Hi all,
I have noticed something odd about the Mus musculus Ensembl annotation I'm currently using (Ensembl 87/GENCODE VM12). I've found a bunch of genes which have more than one gene ID for the same gene symbol. I originally thought that these may just be located in alternatively assembled haplotypic regions, however for none of the genes I've checked does this appear to be the case.
Here are two examples:
ENSMUSG00000051396.15 Hspa14
ENSMUSG00000109865.1 Hspa14
ENSMUSG00000030786.18 Itgam
ENSMUSG00000108596.1 Itgam
Neither appear to be located on haplotype assembly regions, and they both appear on the same chromosome and at the same locus.
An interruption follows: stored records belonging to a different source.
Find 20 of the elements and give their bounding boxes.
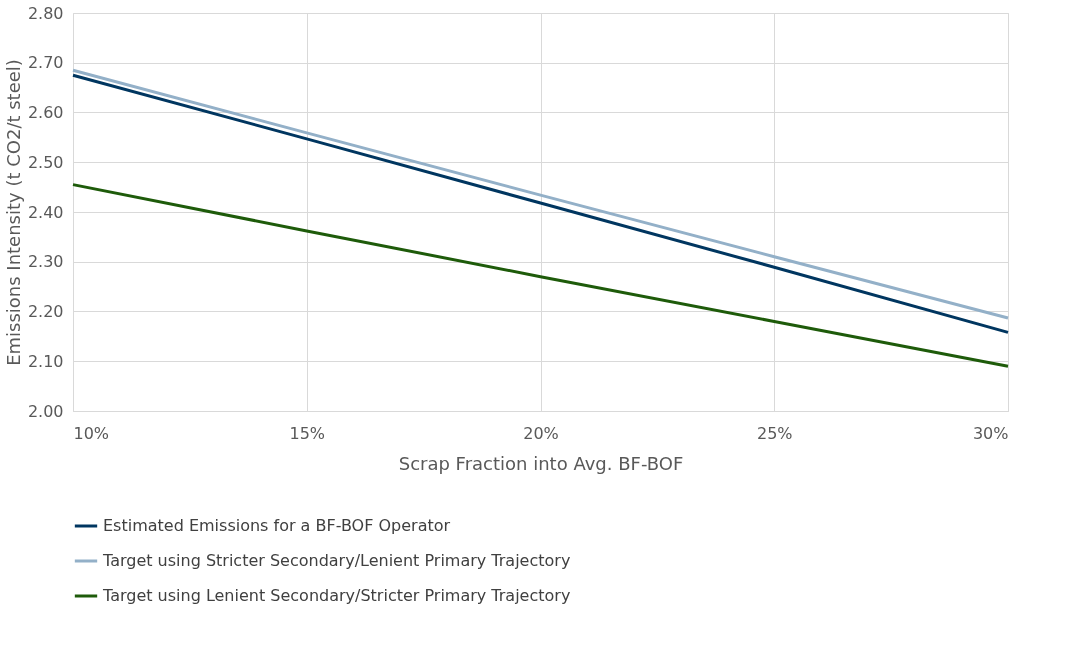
legend-label: Estimated Emissions for a BF-BOF Operator <box>103 516 451 535</box>
y-tick-label: 2.80 <box>27 3 64 23</box>
x-tick-label: 20% <box>523 423 559 443</box>
x-tick-label: 15% <box>289 423 326 443</box>
x-tick-label: 30% <box>972 423 1009 443</box>
legend-label: Target using Stricter Secondary/Lenient Primary Trajectory <box>102 551 571 570</box>
x-axis-title: Scrap Fraction into Avg. BF-BOF <box>398 452 684 474</box>
y-tick-label: 2.70 <box>27 53 64 73</box>
y-tick-label: 2.40 <box>27 202 64 222</box>
y-tick-label: 2.10 <box>27 351 64 371</box>
line-series <box>71 183 1010 368</box>
x-tick-label: 10% <box>73 423 110 443</box>
y-tick-label: 2.30 <box>27 252 64 272</box>
y-tick-label: 2.60 <box>27 103 64 122</box>
y-tick-label: 2.50 <box>27 152 64 172</box>
y-tick-label: 2.20 <box>27 302 64 321</box>
legend-label: Target using Lenient Secondary/Stricter Primary Trajectory <box>102 586 571 605</box>
y-axis-title: Emissions Intensity (t CO2/t steel) <box>2 59 24 366</box>
x-tick-label: 25% <box>756 423 793 443</box>
y-tick-label: 2.00 <box>27 401 64 421</box>
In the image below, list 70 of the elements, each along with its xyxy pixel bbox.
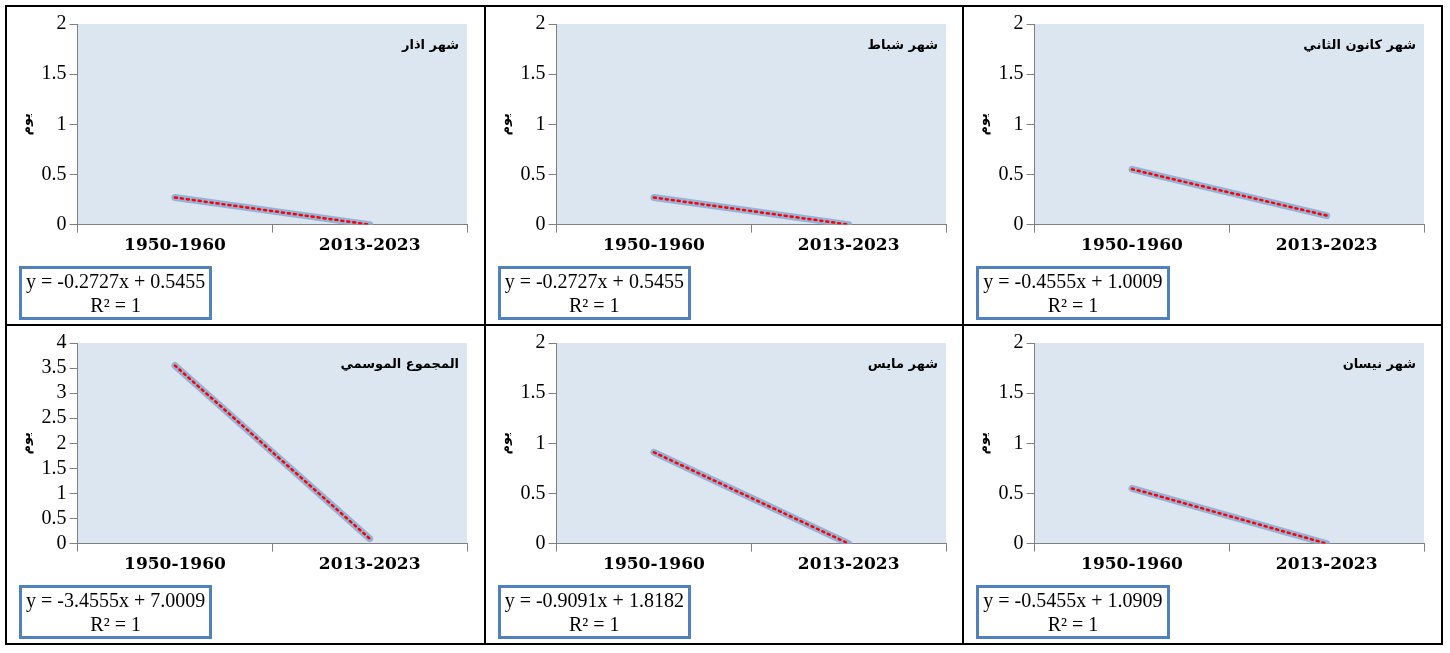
text: R² = 1 [567, 293, 621, 317]
y-tick-label: 2 [535, 330, 546, 353]
y-tick-label: 2 [56, 430, 67, 453]
text: R² = 1 [89, 293, 142, 317]
text: R² = 1 [89, 612, 142, 636]
x-tick-label: 2013-2023 [1276, 553, 1378, 574]
y-tick-label: 0 [1013, 211, 1024, 234]
y-tick-label: 0.5 [998, 480, 1024, 503]
y-tick-label: 3.5 [41, 355, 67, 378]
y-axis-title: يوم [18, 113, 35, 136]
y-tick-label: 0 [1013, 530, 1024, 553]
text: شهر نيسان [1342, 356, 1417, 371]
x-tick-label: 2013-2023 [318, 553, 421, 574]
x-tick-label: 2013-2023 [797, 553, 900, 574]
text: y = -0.4555x + 1.0009 [983, 269, 1163, 293]
text: شهر شباط [867, 37, 938, 52]
y-tick-label: 0.5 [520, 161, 546, 184]
x-tick-label: 1950-1960 [602, 234, 705, 255]
y-axis-title: يوم [975, 432, 992, 455]
x-tick-label: 1950-1960 [124, 234, 226, 255]
text: y = -3.4555x + 7.0009 [26, 588, 206, 612]
x-tick-label: 1950-1960 [124, 553, 226, 574]
y-tick-label: 4 [56, 330, 67, 353]
y-tick-label: 0.5 [520, 480, 546, 503]
y-axis-title: يوم [496, 113, 513, 136]
y-tick-label: 1.5 [998, 61, 1024, 84]
x-tick-label: 2013-2023 [318, 234, 421, 255]
y-tick-label: 0.5 [41, 505, 67, 528]
y-tick-label: 1 [1013, 430, 1024, 453]
text: المجموع الموسمي [340, 356, 459, 371]
text: شهر كانون الثاني [1303, 37, 1417, 52]
y-tick-label: 3 [56, 380, 67, 403]
y-tick-label: 1 [1013, 111, 1024, 134]
text: شهر مايس [867, 356, 938, 371]
y-tick-label: 1 [535, 111, 546, 134]
y-tick-label: 2 [535, 11, 546, 34]
y-tick-label: 2.5 [41, 405, 67, 428]
text: y = -0.9091x + 1.8182 [504, 588, 684, 612]
y-tick-label: 2 [1013, 11, 1024, 34]
y-tick-label: 1.5 [520, 380, 546, 403]
y-tick-label: 0 [56, 530, 67, 553]
y-tick-label: 1.5 [41, 61, 67, 84]
y-tick-label: 0 [535, 530, 546, 553]
text: y = -0.2727x + 0.5455 [504, 269, 684, 293]
y-tick-label: 2 [56, 11, 67, 34]
text: R² = 1 [1046, 293, 1100, 317]
x-tick-label: 1950-1960 [602, 553, 705, 574]
text: y = -0.2727x + 0.5455 [26, 269, 206, 293]
y-tick-label: 1 [535, 430, 546, 453]
text: R² = 1 [567, 612, 621, 636]
text: شهر اذار [400, 37, 459, 52]
x-tick-label: 1950-1960 [1081, 553, 1184, 574]
y-tick-label: 1.5 [41, 455, 67, 478]
y-tick-label: 1.5 [998, 380, 1024, 403]
x-tick-label: 2013-2023 [1276, 234, 1378, 255]
y-tick-label: 0.5 [41, 161, 67, 184]
y-tick-label: 1.5 [520, 61, 546, 84]
text: y = -0.5455x + 1.0909 [983, 588, 1163, 612]
y-tick-label: 0.5 [998, 161, 1024, 184]
y-tick-label: 0 [56, 211, 67, 234]
y-tick-label: 1 [56, 480, 67, 503]
y-axis-title: يوم [975, 113, 992, 136]
y-axis-title: يوم [18, 432, 35, 455]
x-tick-label: 1950-1960 [1081, 234, 1184, 255]
x-tick-label: 2013-2023 [797, 234, 900, 255]
y-tick-label: 0 [535, 211, 546, 234]
y-tick-label: 2 [1013, 330, 1024, 353]
y-tick-label: 1 [56, 111, 67, 134]
text: R² = 1 [1046, 612, 1100, 636]
y-axis-title: يوم [496, 432, 513, 455]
Does anyone know why this is the case? Shouldn't all the transcripts at these loci be under the same gene ID and name?
Thanks
Yeah annotation can be a mess sometimes... Complaints should be directed to ensembl directly :P
If you look at your Itgam example, both ensembl annotation direct to the same genomic area (more or less).
http://www.ensembl.org/Mus_musculus/Gene/Splice?db=core;g=ENSMUSG00000108596;r=7:128062683-128128160
http://www.ensembl.org/Mus_musculus/Gene/Splice?db=core;g=ENSMUSG00000030786;r=7:128062640-128118491
It has probably to do with the last exon??